WASHINGTON BUREAU — Federal Reserve Board Chairman Ben Bernanke today said the financial crisis has demonstrated the need for “systemically important” insurers to come under the kind of consolidated supervision that now applies to bank holding companies.
The Federal Reserve is well-suited to the task of being the consolidated supervisor for systemically important non-banks, Bernanke said.
Bernanke said the country also needs a system for “resolving” large insurers and other non-banks such as insurers “analogous to the regime currently used by the Federal Deposit Insurance Corporation,” Bernanke said.
He made his comments in testimony before the House Financial Services Committee.
During the hearing, Bernanke called for creation of an oversight council made up of all the agencies involved in financial supervision. The council should have the authority to monitor and identify emerging risks to financial stability across the entire financial system, to identify regulatory gaps, and to coordinate the agencies’ responses to potential systemic risks, he said.
Moreover, he said, all federal financial supervisors and regulators–not just the Federal Reserve System–should be directed and empowered to consider the risks facing the broader financial system as part of their normal oversight responsibilities.
But putting all systemically important financial institutions under the jurisdiction of the Federal Reserve would prevent financial firms that do not own a bank, but that nonetheless pose risks to the overall financial system because of the size, risks, or interconnectedness of their financial activities, from avoiding comprehensive supervisory oversight, Bernanke said.

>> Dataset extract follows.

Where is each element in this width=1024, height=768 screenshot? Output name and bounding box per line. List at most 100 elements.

“Besides being supervised on a consolidated basis, systemically important financial institutions should also be subject to enhanced regulation and supervision, including capital, liquidity, and risk-management requirements that reflect those institutions’ important roles in the financial sector,” he said. “Enhanced requirements are needed not only to protect the stability of individual institutions and the financial system as a whole, but also to reduce the incentives for financial firms to become very large in order to be perceived as too big to fail.”
Bernanke touched only briefly on an Obama administration proposal to create an independent Consumer Finance Protection Agency. Some say the proposal, now being debated in the House, would reduce the Fed’s power.
That drew a rebuke from Rep. Melvin Watt, D-N.C. “Five sentences on consumer protection when everything else gets substantially more space,” Watt said. “It is just not a good message to send.”
Committee Republicans tore into Bernanke’s testimony.
“Chairman Bernanke, in the run-up to the worst financial and economic crisis since the Great Depression, the Federal Reserve offered few warnings of the forces undermining the foundations of our markets and the industrial and commercial structures on which we depend,” said Rep. Spencer Bachus, R-Ala., the highest ranking Republican on the panel. “And yet, we are now asked to designate the Federal Reserve as the agency in which we place our trust as the systemic risk regulator to protect against the forces that will endanger the economy in the future.”
Republicans are proposing to strip the Fed of its regulatory and supervisory powers and leave it only with the authority to conduct monetary policy.
Republicans want to create a council “with members from a broad spectrum of agencies” to oversee financial institutions.